A trajetória da primeira mulher milionária dos Estados Unidos, Madam C.J. Walker conquistou seu verdadeiro império ao criar uma linha de produtos capitares e cosméticos especialmente para mulheres negras.

Crítica

Há um importante fato a ser observado na tradução do título dessa minissérie original da Netflix, realizada em parceria com os Estúdios Warner. Ainda que o pronome de tratamento ‘madam’ tenha se mantido igual ao inglês (o que não faz muito sentido, já que todo o resto foi traduzido para o português, acentuando a esquizofrenia nos batizados dessa plataforma de streaming), todo o resto foi alterado. Pois, se no original o programa se chama Self Made: Inspired by the Life of Madam C.J. Walker (Feita por Conta Própria: Inspirado na Vida da Madame C.J. Walker, em tradução direta), aqui no Brasil o nome recebido foi A Vida e a História de Madam C.J. Walker. E se ambas denominações parecem bastante próximas, uma palavra foi omitida na adaptação, justamente aquela que termina por fazer a diferença: “inspired”, ou seja, “inspirado”. Entende-se: não se trata de um trabalho documental, nem mesmo de uma adaptação preocupada com a acuracidade histórica. Em resumo, a trama dividida em quatro episódios de menos de uma hora cada parte de uma trajetória real, mas moldou os acontecimentos relacionados a seu bel prazer, exagerando na ficção em nome de uma maior fluidez narrativa, ao mesmo tempo em que investiu no detrimento da sua precisão. Fantasia, portanto, é o que está mais próximo.

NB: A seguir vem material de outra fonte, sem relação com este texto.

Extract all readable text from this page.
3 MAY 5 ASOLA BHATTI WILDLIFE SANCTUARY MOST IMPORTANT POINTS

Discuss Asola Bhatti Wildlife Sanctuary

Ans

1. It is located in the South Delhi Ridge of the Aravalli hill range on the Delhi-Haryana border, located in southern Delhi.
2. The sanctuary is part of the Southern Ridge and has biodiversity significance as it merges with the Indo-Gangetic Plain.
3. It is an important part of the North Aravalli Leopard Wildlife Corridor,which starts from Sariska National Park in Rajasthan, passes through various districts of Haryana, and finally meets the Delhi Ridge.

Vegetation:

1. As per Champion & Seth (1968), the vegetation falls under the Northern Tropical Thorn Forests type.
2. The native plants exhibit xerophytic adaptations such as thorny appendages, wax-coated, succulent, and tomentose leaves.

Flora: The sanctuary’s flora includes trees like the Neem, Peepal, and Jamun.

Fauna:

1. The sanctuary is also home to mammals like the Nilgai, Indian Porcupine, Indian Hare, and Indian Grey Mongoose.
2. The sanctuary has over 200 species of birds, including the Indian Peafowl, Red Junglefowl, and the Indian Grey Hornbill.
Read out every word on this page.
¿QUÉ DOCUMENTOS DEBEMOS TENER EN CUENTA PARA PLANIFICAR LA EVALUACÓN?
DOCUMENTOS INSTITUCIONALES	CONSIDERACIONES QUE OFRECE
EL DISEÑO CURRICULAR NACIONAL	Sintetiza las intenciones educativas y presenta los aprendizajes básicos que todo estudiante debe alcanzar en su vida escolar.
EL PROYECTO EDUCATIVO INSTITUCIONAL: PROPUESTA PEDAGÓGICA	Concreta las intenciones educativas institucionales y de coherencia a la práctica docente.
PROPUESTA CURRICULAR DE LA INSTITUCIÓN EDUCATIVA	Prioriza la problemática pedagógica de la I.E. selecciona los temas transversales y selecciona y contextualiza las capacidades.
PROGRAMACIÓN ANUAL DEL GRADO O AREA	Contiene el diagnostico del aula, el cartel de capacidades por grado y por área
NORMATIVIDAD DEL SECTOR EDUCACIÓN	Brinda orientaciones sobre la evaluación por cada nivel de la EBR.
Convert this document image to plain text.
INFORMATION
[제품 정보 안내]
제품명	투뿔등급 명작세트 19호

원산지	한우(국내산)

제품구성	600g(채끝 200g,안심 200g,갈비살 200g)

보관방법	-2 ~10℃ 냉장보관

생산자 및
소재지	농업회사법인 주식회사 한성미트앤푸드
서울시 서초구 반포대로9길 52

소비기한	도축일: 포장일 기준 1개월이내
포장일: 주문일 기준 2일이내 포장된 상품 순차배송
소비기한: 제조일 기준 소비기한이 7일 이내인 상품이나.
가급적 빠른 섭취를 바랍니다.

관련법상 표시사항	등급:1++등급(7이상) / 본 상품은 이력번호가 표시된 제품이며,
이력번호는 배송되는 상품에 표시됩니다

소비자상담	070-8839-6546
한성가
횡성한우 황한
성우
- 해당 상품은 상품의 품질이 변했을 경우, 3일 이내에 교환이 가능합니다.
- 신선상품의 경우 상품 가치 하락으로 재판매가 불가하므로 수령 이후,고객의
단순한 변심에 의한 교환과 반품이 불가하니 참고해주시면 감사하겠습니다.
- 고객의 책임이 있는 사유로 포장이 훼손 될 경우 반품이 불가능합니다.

Apesar de já contar com três indicações ao Oscar, apenas no ano passado Octavia Spencer teve sua primeira oportunidade como protagonista, com o suspense Ma (2019) – que custou US$ 5 milhões e arrecadou mais de dez vezes esse valor nas bilheterias de todo o mundo, justificando o investimento e a sua escolha. A Vida e a História de Madam C.J. Walker é apenas a sua segunda oportunidade de liderar um projeto. Chama a atenção perceber, no entanto, que apesar dela estar presente em mais de 90% das cenas, nenhuma das situações aqui representadas parecem exigir da intérprete mais do que aquilo que aqueles que a acompanham há algum tempo muito bem conhecem. A tal Madame C.J. Walker, nascida Sarah Breedlove, é uma figura que Spencer já visitou em diversas ocasiões anteriores – a diferença é que, acostumada a ser coadjuvante, dessa vez se refestela em uma posição mais privilegiada. Ou seja, tem-se mais, mas é mais do mesmo.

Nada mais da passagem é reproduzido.